阿刀田高のTO-BE小説工房 佳作「一生暦」白浜釘之
「おめでとうございます。元気な男の子ですよ。母子ともに健康です」
型どおりの挨拶が終わると、医師はそっと一枚のハードディスクを手渡してきた。
私はそれを微かに震える手で受け取った。
妻の出産そのものよりも、こちらの内容の方が、実ははるかに重要なものだからだ。
すぐにでも妻の元に駆け寄りたい気持ちを抑え、私はそのディスクをポケットに入れたまま、病院の休憩室に急いだ。
鞄から携帯端末を取り出し、ディスクをセットする。
端末の画面に今日の日付と、息子の生まれた時間が現れた。
不思議なもので、まだ実際に顔を見ていなくても、その数字だけで自分が父親になったことが実感され、思わず目頭が熱くなった。
しかし、そんな感慨に浸っている場合ではない。
私はすぐに画面を進めていった。
まず今日からしなければならないことが、画面上のカレンダーにいくつも書かれていた。
この日までに出生届を提出する、新生児検診はこの日、国民登録義務はこの日までに済ませる……。
さらに慣習で行う行事、お七夜、お食い初め、初節句、お宮参り、などなど。
私は、とりあえずざっと目を通すと、すぐに画面を進める。
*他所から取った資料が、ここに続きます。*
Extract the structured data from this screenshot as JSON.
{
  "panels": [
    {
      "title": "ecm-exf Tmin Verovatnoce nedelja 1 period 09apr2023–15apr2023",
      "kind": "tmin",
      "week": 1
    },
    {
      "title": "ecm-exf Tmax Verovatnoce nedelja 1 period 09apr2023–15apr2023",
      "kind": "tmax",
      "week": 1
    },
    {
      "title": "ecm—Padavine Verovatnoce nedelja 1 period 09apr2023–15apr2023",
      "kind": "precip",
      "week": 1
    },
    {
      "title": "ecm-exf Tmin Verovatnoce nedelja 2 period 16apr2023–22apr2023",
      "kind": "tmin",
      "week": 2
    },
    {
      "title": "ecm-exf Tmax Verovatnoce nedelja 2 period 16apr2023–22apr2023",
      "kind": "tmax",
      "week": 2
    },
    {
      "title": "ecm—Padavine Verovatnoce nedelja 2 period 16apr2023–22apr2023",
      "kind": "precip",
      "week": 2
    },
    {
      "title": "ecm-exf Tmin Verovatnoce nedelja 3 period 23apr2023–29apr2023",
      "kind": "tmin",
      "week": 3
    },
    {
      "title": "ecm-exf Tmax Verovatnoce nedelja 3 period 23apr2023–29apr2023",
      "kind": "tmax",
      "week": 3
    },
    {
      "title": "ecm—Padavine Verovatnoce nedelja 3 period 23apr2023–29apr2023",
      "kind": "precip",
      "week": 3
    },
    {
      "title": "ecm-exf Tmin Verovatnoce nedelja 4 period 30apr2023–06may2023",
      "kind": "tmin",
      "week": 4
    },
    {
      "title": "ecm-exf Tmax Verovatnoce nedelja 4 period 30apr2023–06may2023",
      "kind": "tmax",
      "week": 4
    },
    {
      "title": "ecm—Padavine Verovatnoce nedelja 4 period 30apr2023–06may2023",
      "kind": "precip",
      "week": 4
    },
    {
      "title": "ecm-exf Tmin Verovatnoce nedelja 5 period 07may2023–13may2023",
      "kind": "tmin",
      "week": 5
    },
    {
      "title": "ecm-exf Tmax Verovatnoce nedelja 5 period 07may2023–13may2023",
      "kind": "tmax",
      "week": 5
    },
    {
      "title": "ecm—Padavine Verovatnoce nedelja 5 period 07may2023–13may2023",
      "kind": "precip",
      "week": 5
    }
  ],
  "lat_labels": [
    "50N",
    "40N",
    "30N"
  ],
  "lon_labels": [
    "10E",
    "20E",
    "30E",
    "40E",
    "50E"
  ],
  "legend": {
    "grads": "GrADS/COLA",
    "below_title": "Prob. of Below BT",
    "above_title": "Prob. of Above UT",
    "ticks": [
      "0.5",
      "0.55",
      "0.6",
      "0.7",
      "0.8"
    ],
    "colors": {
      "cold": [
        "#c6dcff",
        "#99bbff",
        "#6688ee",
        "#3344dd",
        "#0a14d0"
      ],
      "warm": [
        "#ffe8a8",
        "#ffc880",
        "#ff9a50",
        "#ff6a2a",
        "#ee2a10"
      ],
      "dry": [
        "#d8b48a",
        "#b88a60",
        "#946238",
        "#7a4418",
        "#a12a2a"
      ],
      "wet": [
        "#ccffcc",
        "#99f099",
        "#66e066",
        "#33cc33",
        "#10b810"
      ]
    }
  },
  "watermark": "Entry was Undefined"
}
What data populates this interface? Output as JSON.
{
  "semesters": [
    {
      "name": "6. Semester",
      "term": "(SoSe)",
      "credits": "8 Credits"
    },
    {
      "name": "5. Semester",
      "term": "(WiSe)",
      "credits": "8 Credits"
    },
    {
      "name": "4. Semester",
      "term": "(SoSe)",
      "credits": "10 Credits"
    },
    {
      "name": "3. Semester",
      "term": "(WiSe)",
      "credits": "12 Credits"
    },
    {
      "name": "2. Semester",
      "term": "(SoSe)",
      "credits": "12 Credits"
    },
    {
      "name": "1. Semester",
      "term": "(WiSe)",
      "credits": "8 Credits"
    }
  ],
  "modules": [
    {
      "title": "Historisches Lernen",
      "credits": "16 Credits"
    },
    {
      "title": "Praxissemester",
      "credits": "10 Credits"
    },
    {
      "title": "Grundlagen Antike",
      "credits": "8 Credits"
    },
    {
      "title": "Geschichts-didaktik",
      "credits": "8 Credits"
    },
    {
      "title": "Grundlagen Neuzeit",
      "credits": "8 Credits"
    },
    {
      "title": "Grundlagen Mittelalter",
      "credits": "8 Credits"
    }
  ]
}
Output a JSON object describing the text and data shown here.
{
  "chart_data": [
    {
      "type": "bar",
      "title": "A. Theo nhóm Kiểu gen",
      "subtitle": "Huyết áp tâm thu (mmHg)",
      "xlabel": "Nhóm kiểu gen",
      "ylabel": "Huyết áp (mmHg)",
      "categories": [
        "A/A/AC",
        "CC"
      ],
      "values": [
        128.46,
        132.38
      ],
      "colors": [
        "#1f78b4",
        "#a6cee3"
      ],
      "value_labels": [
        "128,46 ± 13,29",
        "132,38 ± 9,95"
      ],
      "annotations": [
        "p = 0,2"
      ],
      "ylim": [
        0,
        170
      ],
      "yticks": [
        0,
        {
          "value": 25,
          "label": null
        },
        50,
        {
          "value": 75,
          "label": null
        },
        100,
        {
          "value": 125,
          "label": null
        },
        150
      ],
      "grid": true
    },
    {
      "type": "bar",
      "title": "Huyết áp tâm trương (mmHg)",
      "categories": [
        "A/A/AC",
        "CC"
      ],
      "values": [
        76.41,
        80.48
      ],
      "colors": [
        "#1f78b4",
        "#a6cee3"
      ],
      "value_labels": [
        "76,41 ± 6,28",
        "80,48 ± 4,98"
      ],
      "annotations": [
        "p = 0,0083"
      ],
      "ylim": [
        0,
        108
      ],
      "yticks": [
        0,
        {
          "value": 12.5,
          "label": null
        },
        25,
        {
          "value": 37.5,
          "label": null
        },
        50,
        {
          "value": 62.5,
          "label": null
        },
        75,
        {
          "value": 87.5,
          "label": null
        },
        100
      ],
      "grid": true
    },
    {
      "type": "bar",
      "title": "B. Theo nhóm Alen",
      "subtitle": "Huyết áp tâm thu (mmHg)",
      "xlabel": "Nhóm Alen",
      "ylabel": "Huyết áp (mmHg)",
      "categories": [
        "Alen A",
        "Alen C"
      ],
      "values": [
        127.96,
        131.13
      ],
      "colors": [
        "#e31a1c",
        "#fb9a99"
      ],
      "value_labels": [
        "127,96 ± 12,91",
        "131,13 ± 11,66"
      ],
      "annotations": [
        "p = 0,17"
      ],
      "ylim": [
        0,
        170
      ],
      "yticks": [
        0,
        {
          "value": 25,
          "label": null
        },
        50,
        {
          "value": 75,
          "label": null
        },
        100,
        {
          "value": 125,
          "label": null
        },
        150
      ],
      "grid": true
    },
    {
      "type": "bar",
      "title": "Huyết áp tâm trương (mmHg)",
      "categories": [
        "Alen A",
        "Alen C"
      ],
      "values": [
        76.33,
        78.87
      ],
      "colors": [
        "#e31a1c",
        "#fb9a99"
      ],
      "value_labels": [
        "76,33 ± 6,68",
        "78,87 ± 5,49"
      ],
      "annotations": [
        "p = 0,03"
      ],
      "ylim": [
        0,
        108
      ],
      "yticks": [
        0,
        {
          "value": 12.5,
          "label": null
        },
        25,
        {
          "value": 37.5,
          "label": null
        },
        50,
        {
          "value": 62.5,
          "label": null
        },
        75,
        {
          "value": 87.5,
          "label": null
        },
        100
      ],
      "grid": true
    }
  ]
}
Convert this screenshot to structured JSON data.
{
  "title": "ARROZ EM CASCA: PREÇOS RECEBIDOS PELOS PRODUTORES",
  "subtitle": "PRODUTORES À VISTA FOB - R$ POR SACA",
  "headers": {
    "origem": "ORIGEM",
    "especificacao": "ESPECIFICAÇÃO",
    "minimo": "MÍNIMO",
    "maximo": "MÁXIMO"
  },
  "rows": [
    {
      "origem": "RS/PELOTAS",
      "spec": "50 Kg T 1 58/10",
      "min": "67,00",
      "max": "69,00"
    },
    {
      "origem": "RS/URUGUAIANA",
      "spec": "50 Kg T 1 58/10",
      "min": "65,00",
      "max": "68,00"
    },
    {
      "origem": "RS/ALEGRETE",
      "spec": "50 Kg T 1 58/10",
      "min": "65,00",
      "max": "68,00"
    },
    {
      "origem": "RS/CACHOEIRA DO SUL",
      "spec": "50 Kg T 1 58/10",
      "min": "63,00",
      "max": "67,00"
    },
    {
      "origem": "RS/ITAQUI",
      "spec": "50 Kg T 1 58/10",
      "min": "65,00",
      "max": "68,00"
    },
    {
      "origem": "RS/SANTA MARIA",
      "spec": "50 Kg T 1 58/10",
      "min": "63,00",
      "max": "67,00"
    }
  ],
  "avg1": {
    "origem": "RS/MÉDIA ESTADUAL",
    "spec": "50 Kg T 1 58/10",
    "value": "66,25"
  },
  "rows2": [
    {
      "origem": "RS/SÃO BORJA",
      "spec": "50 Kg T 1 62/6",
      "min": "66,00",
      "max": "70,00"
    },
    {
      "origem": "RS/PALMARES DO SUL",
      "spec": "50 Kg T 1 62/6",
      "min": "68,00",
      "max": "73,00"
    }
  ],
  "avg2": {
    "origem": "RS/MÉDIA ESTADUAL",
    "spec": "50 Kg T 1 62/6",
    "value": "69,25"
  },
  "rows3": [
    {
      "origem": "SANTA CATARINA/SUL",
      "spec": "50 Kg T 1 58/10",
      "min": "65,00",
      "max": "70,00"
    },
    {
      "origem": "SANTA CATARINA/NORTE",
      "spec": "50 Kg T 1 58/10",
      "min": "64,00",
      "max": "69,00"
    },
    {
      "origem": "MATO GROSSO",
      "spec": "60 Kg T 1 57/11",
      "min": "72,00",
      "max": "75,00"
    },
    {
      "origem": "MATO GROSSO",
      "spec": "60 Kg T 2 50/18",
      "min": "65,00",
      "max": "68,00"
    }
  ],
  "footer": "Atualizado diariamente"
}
二年後にはもう幼稚園への入園の予定が入っていた。
この近所の公立の幼稚園だった。私は、ほっとしたような、ちょっと物足りないような気分でさらに画面を進める。
さらに小学校へ入学する時期まで一気にカレンダーを進めてみた。
果たして、無事にこの区域の公立の小学校に入学する日付を見つけた。
そのまま画面をスクロールさせる。
中学校はちょっと離れた区域の進学校へ、さらに高校はこの地域内での一番の進学校への入学が十五年後の春に予定されていた。
そして大学への進学も予定されており、私はそこでこらえきれずに涙を零してしまった。
もちろん、息子の学歴など本来はどうでもいいことで、私は別に息子が無事に成長さえしてくれればそれでよかったのだ。
しかし、それでも私が息子の学歴を気にしてしまったのには理由があった。
かつて、私は、遺伝情報などから政府によって自分に最適な進路を示されているこの『一生暦』に逆らっていた時期があったからだ。
大学で文学に出合った私は、作家こそ自分の天職と考え、大学卒業後に予定されていた企業への入社を辞退し、短期労働をしながら文学賞への応募を繰り返していたことがあったのだ。
当然、『一生暦』の内容は書き換えられ、私は結婚の時期を遅らされ、さらには終命……つまりは政府によって安楽死を受ける年齢……の時期を早められたりもしたが、私はそれでも自分の道を信じていた。
だが、やがて自分の才能の限界を知らされると、遅ればせながらやはり政府の判断に間違いがないことに気づかされ、こうして社会に復帰して、愛する妻と結婚し、子供を持つことができたというわけだった。
この私の経歴によって、息子の学歴などが下げられてしまったら、という思いがずっとあったので私は思わず泣いてしまったのだ。
「がんばったな。ありがとう」
私は涙を拭い、何食わぬ顔で妻の病室へと向かった。傍らにはまだどちらに似ているとも判別の付かない息子が小さなベッドで眠っていた。
妻は何も言わずに頷くと、
「どうでした?」
と、私が持っているディスクに目をやって問いかけてきた。
もし、あまり芳しい結果でなかったら、彼女に負担をかけてしまうことになると思い、私が先にこの中身を確かめることに決めてあったからだ。
「大丈夫。ちゃんとした大学まで無事に進学できるようだ」
「良かった……」
妻も安堵したのか、笑顔を見せた。
彼女も、若い時の過ちで私と同じようにこの暦に逆らって生きていた時期があったのだ。
「あら、でも残念ですわね」
私から受け取ったディスクを端末にセットして、画面で息子の『未来の成長記録』を愛おしそうに眺めていた妻がちょっと眉を曇らせた。
「私たち孫の顔を見ることはできませんわ」
見ると、息子の結婚の時期は、我々の終命の時期よりほんの少し後だった。
「まあ仕方ないさ」
私は彼女の肩に手を置いて皮肉に微笑んだ。